La última película de uno de los directivos más atrayentes y también infalibles del circuito comercial es tan diferente a High-Rise que no queda más antídoto que rendirse ante la capacidad de maniobra y disfrute del directivo Ben Wheatley y su compañera Amy Jump al guión. Si la adaptación de Ballard que hicieron estaba llena de capas de complejidad y una narración salteada por elipsis, en Free Fire, una especie de hija bastarda entre Reservoir Dogs y un western de Leone protagonizado por lombrices (la comparación tiene sentido, lo juro), todo marcha lineal y directo como un disparo de subfusil. La película no va más allá de su deliciosa sinopsis: una venta de armas que sale mal. Y todo el planeta termina a balazos con quien tiene delante. ¿Los jugadores? De ensueño tan infalible ante la cámara como Cillian Murphy, Brie Larson, Armie Hammer… ¡Hasta Sharlto Copley está excelente! Si Ben Wheatley ha logrado eso… ¿dónde se encuentra el límite?

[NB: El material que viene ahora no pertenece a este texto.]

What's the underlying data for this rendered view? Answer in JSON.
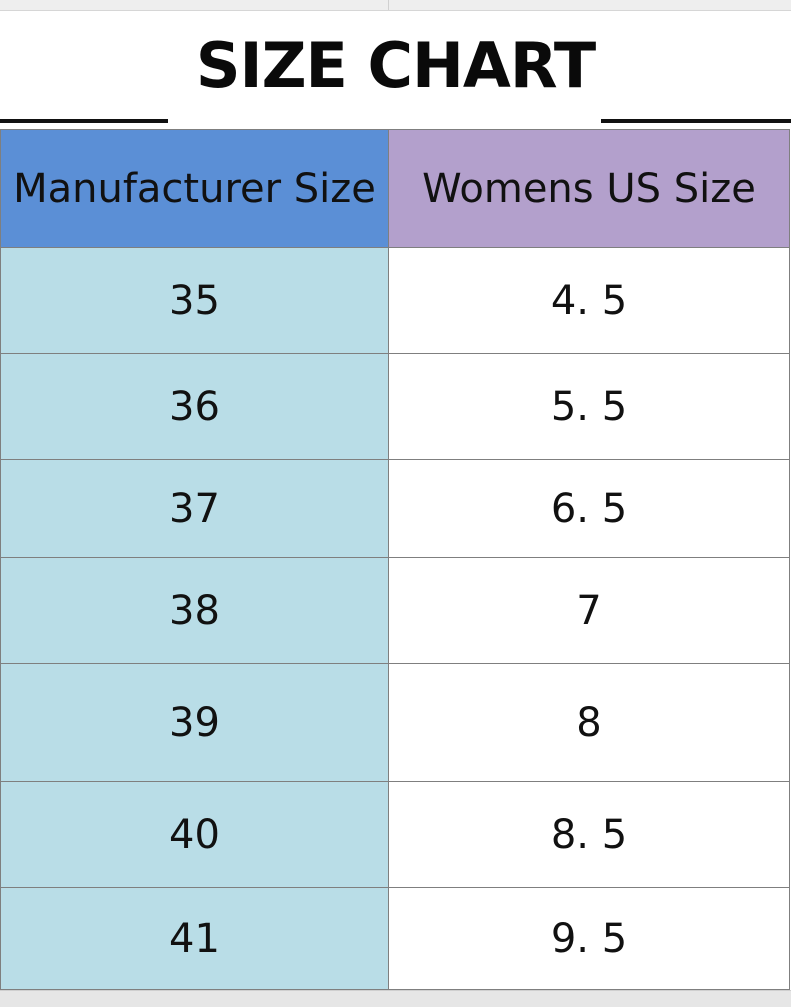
{
  "title": "SIZE CHART",
  "table": {
    "headers": {
      "manufacturer_size": "Manufacturer Size",
      "womens_us_size": "Womens US Size"
    },
    "rows": [
      {
        "manufacturer_size": "35",
        "womens_us_size": "4. 5"
      },
      {
        "manufacturer_size": "36",
        "womens_us_size": "5. 5"
      },
      {
        "manufacturer_size": "37",
        "womens_us_size": "6. 5"
      },
      {
        "manufacturer_size": "38",
        "womens_us_size": "7"
      },
      {
        "manufacturer_size": "39",
        "womens_us_size": "8"
      },
      {
        "manufacturer_size": "40",
        "womens_us_size": "8. 5"
      },
      {
        "manufacturer_size": "41",
        "womens_us_size": "9. 5"
      }
    ]
  },
  "colors": {
    "manufacturer_header": "#5b8fd6",
    "us_header": "#b3a0cc",
    "manufacturer_cells": "#b9dde7",
    "us_cells": "#ffffff"
  }
}
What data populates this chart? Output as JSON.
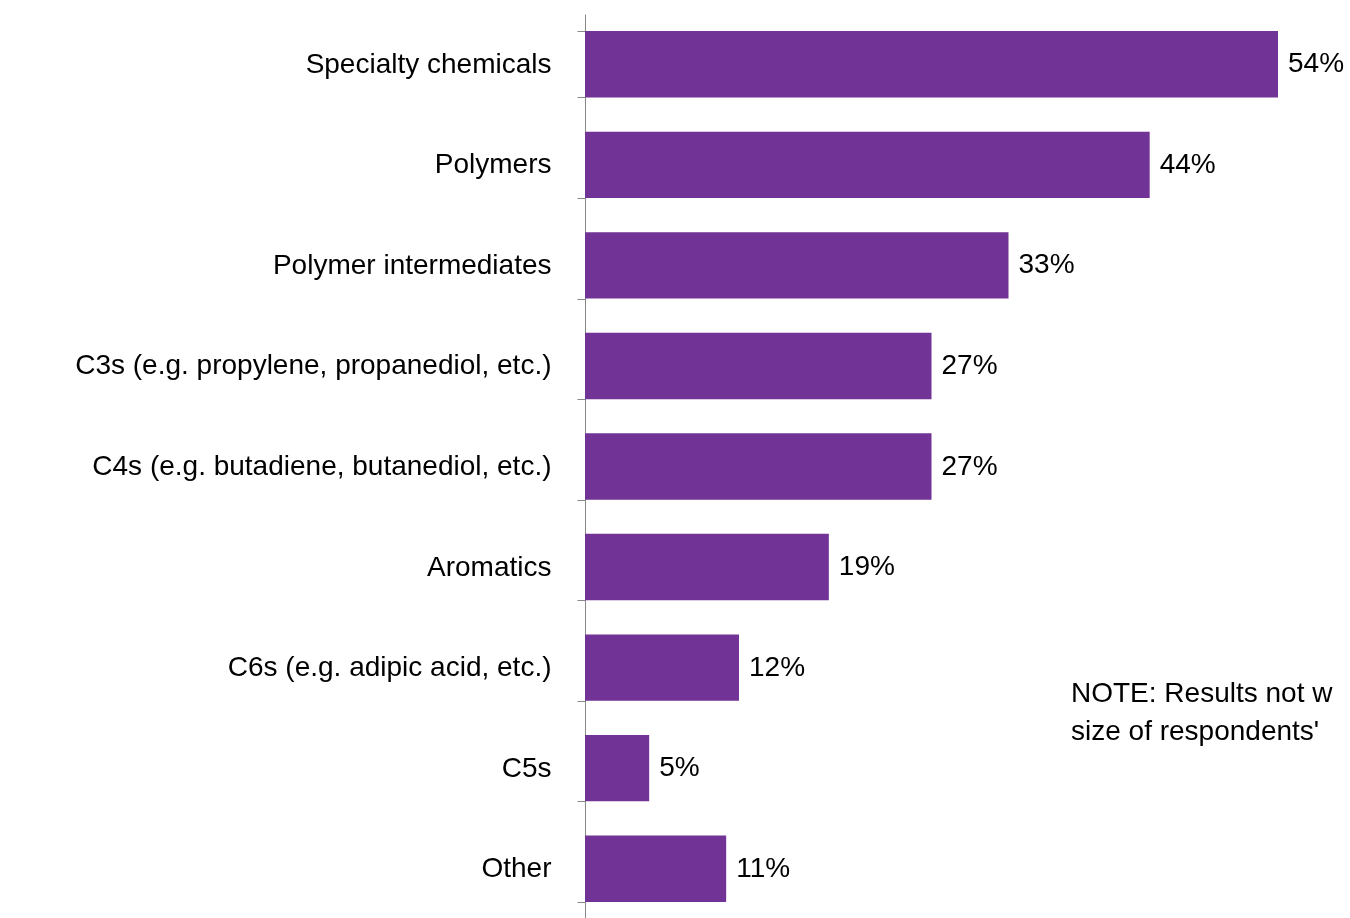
{
  "chart_data": {
    "type": "bar",
    "orientation": "horizontal",
    "categories": [
      "Specialty chemicals",
      "Polymers",
      "Polymer intermediates",
      "C3s (e.g. propylene, propanediol, etc.)",
      "C4s (e.g. butadiene, butanediol, etc.)",
      "Aromatics",
      "C6s (e.g. adipic acid, etc.)",
      "C5s",
      "Other"
    ],
    "values": [
      54,
      44,
      33,
      27,
      27,
      19,
      12,
      5,
      11
    ],
    "value_labels": [
      "54%",
      "44%",
      "33%",
      "27%",
      "27%",
      "19%",
      "12%",
      "5%",
      "11%"
    ],
    "color": "#723396",
    "annotations": [
      "NOTE: Results not w",
      "size of respondents'"
    ]
  }
}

El segundo largo de la francesa Justine Triet (La batalla de Solferino) supone también su consagración como uno de los mayores talentos de la comedia francesa moderna. Aliándose con la espléndida Virginie Efira (muchas ganas de verla reiterar con Paul Verhoeven en su próxima película de nunsploitation), Triet pliega a las mil maravillas su torrente habitual a los resortes de una comedia romántica con vocación popular y las cosas muy claras en cuestión de avance argumental, réplicas, ritmo y hasta picardía. Su protagonista, la letrada soltera Victoria Spick, deberá batallar por su usuario llevando minifaldas provocativas y, además de esto, siendo autosuficiente frente a una yuxtaposición de desastres psicofármacosexuales que van más allá de un posible episodio de Ally McBeal escrito por el Bender de Futurama. Es una de las comedias del año.

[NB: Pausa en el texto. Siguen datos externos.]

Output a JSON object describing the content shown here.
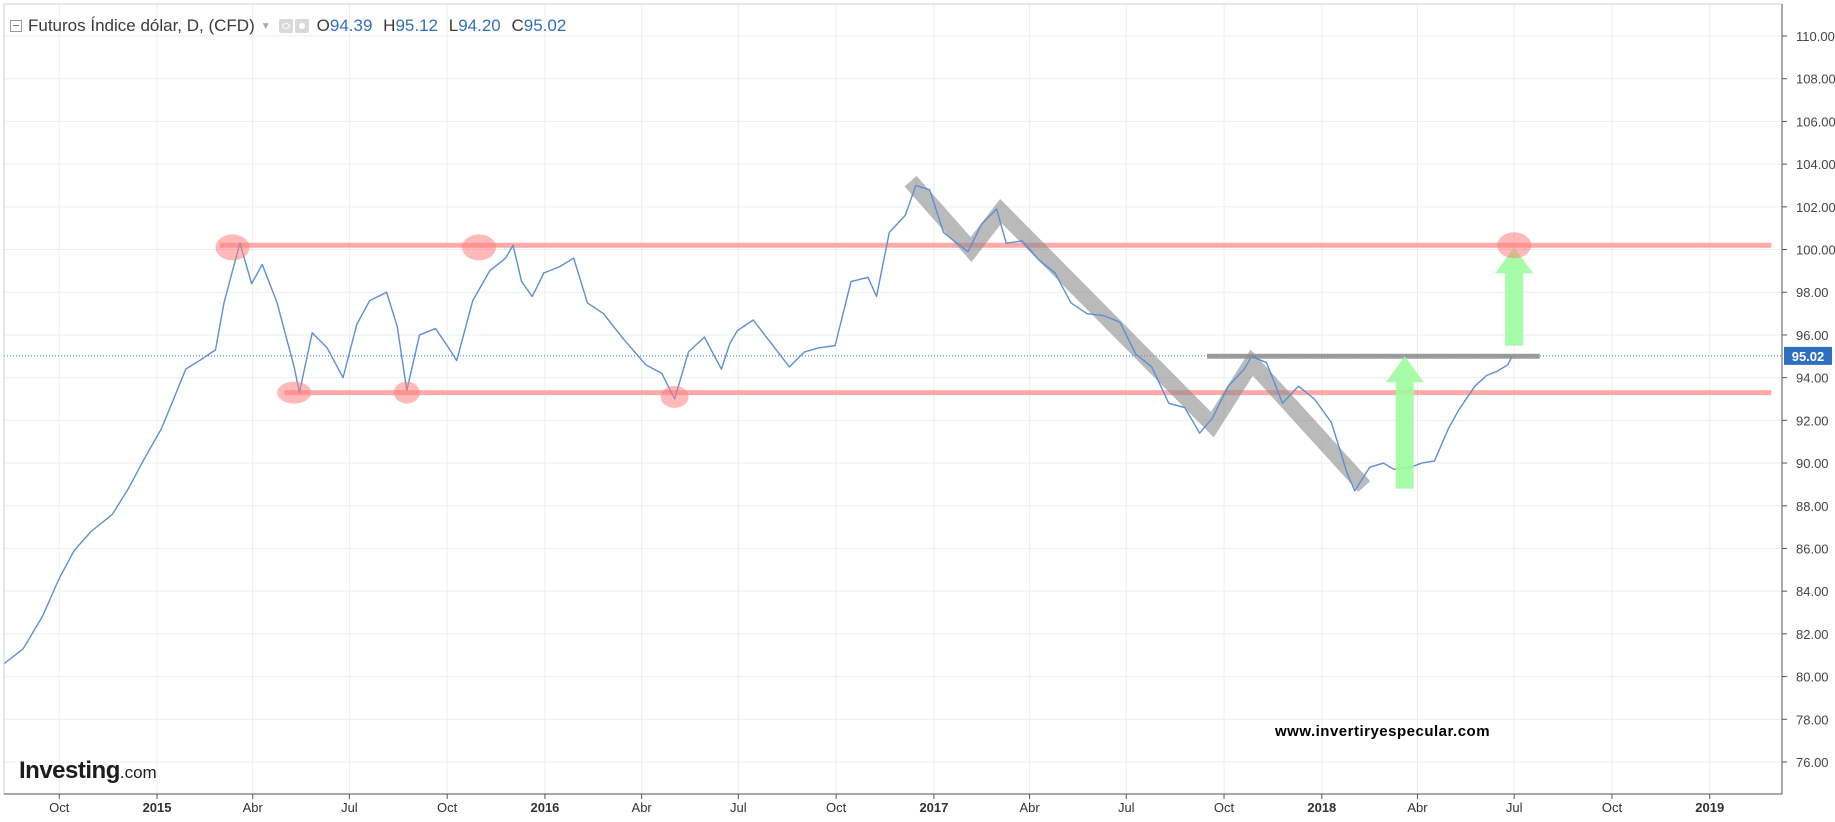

La portuguesa Rita Azevedo Gomes ha sido uno de los descubrimientos más felices de la cinefilia del siglo veintiuno. Aunque debutó en mil novecientos noventa con O Som da Terra a Temblar, fue la llegada del drama romántico de iniciación –arrebatador a todos los niveles– que hizo más de un decenio después, Frágil como o planeta (dos mil dos), lo que nos dilató las pupilas, quizá por siempre. Después, la historia es más conocida: se estrena La venganza de una mujer (dos mil doce) y todos desvariamos con su razonamiento complicado y movimientos de cámara hipnóticos. Su siguiente filme, Correspondências, responde más a las coordenadas del ensayo audiovisual epistolar, con lectura, representación y declamaciones de la correspondencia entre los poetas Jorge de Sena Sophia de Mello Breyner, ya sea en viñetas de corte straubiana como remitentes al Godard más literario. Un cine de la palabra que deja paladear el apófige de cada letra manuscrita en las voces de un reparto variado en portugués, francés, italiano o griego mientras que el verbo se hace imagen y las distancias se pulverizan.